Wir standen auf unseren Plätzen, ohne darauf zu achten, dass so gut wie jedes Telefon in MIR-1 klingelte, während der Mann zu dem Küchenhocker geführt und ihm eine Schlinge um den Hals gelegt wurde.
Dann folgte der schreckliche Dialog zwischen den beiden Männern.
»Wissen Sie, weshalb Sie hierher aufs Schafott geführt worden sind?«
»Was? Aufs … was? Ich verstehe das nicht. Was sagen Sie da? Ich bin nur ein Taxifahrer …«
Die Stimme des ersten Mannes dämpfte eine Art Maske. Die Stimme des zweiten Mannes erstickte die Angst.
»Wer ist das?«, fragte DCI Pat Whitestone.
»Ein IC-vier«, sagte DC Edie Wren. Sie fuhr sich durch das rote Haar, ohne dass ihr Blick den riesigen Bildschirm verließ. IC4 bedeutete, dass der Mann, dem eine Schlinge um den Hals lag, aus dem Mittleren Osten stammte. »Um die vierzig. Unrasiert. Jeans. Polohemd. Lacoste.«
»Lacoste-Imitat«, sagte ich. »Das kleine Krokodil guckt nämlich in die falsche Richtung.«
»Wo ist das, Max?«, fragte Whitestone.
Ich trat ein paar Schritte näher an den Schirm. Das Video war scharf, aber im Raum war es dunkel. In den Schatten konnte ich eine Art weiße Kacheln oder Ziegel erkennen, die von Zeit und Wetter grüne und gelbe Flecken hatten.
Ich hatte das Gefühl, es schon gesehen zu haben: ein Winkel von London, der gleich um die Ecke und doch hundert Jahre entfernt lag, außerhalb der Reichweite der Erinnerung.
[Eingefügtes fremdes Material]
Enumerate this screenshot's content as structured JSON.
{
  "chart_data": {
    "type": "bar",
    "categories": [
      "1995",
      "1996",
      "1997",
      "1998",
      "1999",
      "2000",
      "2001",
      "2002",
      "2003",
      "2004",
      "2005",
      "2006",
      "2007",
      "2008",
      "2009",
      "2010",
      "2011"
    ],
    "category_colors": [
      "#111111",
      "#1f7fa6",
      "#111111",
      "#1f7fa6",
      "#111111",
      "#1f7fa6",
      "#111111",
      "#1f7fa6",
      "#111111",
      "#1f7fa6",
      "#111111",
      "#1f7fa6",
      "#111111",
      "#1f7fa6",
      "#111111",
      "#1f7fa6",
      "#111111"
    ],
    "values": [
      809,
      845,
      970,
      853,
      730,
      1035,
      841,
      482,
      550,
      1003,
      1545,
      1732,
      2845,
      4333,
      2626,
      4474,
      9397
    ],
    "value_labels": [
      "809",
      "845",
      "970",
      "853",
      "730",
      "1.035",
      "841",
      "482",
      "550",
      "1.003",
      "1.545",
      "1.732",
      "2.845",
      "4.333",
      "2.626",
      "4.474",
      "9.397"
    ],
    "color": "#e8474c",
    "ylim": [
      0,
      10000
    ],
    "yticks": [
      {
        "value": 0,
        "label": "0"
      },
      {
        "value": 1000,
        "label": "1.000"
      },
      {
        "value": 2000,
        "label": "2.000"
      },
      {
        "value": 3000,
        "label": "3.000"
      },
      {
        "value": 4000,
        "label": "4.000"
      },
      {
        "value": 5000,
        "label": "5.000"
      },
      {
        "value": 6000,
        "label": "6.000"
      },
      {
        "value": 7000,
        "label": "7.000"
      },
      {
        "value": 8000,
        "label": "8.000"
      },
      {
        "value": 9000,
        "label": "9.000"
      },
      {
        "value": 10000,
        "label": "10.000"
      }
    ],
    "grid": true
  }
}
Ich machte einen Schritt zurück.
»Ich weiß es nicht«, sagte ich.
»Was werden sie mit ihm machen?«, fragte Trainee Detective Constable Billy Greene. Er war seit kurzem Kriminalbeamter zur Ausbildung und verstärkte unser ausgedünntes Mordermittlungsteam.
Der Tritthocker wurde weggetreten, und wir sprachen kein Wort, während wir zusahen, wie der Mann am Strick hing, sein Körper sich in der Luft wand und verdrehte und es keinen Laut gab außer dem erstickten Gurgeln in seiner Kehle. Als der Hängende sich beschmutzte, schwenkte der Kameramann sein Aufnahmegerät, und ich erhaschte schlaglichtartige Blicke – mehr nicht – auf zwei oder drei Gestalten in dunkler Kleidung, deren Gesichter schwarze Masken verdeckten, die nur die Augen freiließen, und die mit dem Rücken an den fleckigen Wänden lehnten.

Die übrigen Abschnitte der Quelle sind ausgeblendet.